Les Barbarins ne sont pas intéressants seulement pour leurs qualités morales : voisins immédiats des Égyptiens, ils en diffèrent essentiellement par le type physique, et se distinguent non moins des nomades de race Kushite[1] qui les entourent de toutes parts, et auxquels ils ne s’allient pas.
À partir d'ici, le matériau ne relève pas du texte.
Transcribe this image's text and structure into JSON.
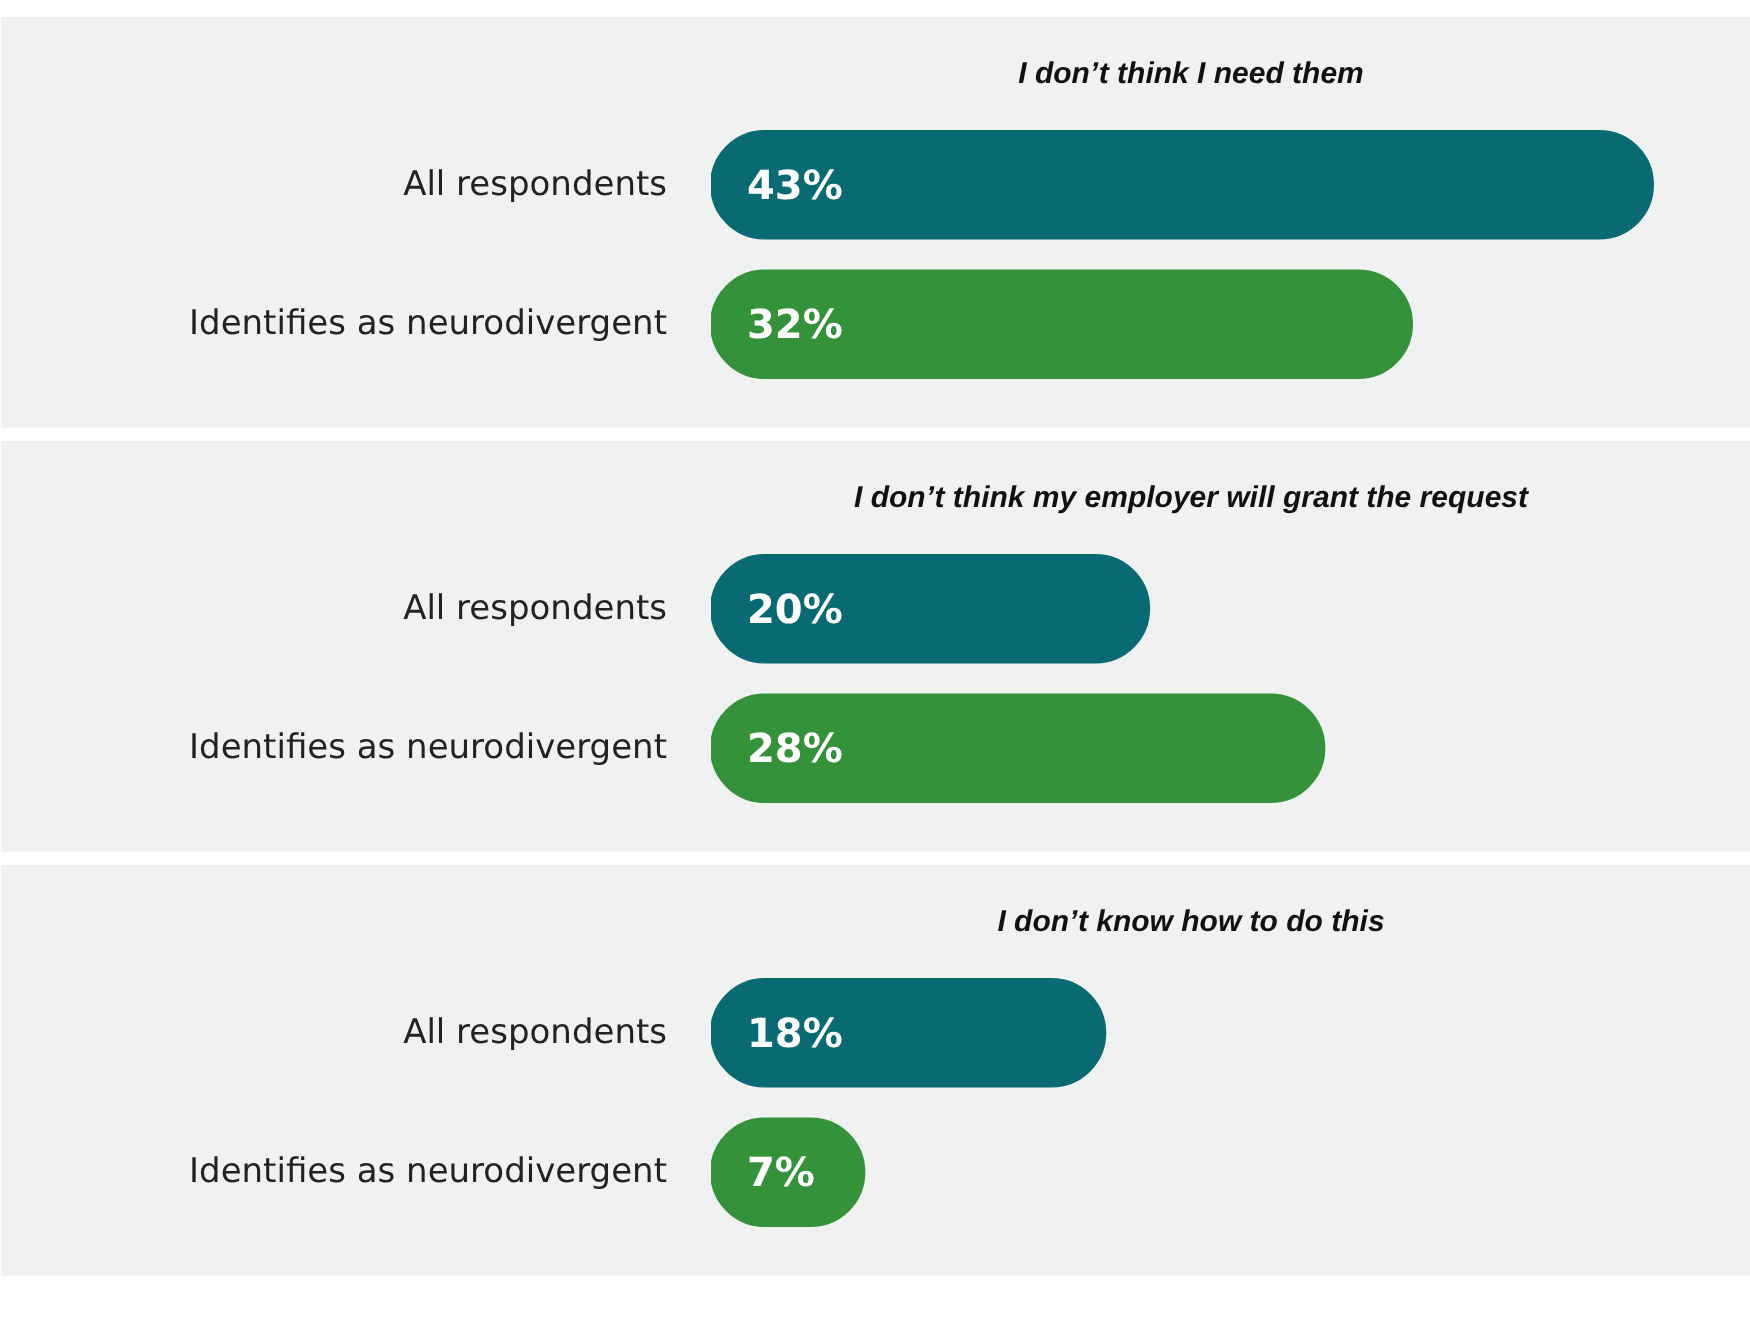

Se fondant sur l’identité de langue, on leur attribue la même origine qu’aux misérables nègres du Dar Nuba, traqués dans les montagnes du Kordofan, au sud de Lobeïd, dont on fait ainsi, avec Pritchard, leur première patrie. Ce n’est point ici le lieu d’entrer dans une discussion scientifique de cette assimilation ; je n’ai pour cela ni la compétence nécessaire, ni la disposition de documents anthropologiques précis, lesquels font encore, je crois, un peu défaut. Mais je ne puis m’empêcher de reporter mon souvenir sur ces représentants des tribus Nobawia[2], que j’ai interrogés pendant un séjour que je fis, en 1877, à Wadi-Halfa, à l’époque des hautes eaux, c’est-à-dire au moment de l’affluence des gellabs[3] ; il m’a semblé alors qu’il y avait tout un monde, au point de vue de l’intelligence et des traits, entre eux et leurs prétendus frères. Je les ai trouvés plus dégradés que les autres esclaves nègres convoyés avec eux, et les rapports des voyageurs me confirment que je n’ai pas eu là une impression de circonstance.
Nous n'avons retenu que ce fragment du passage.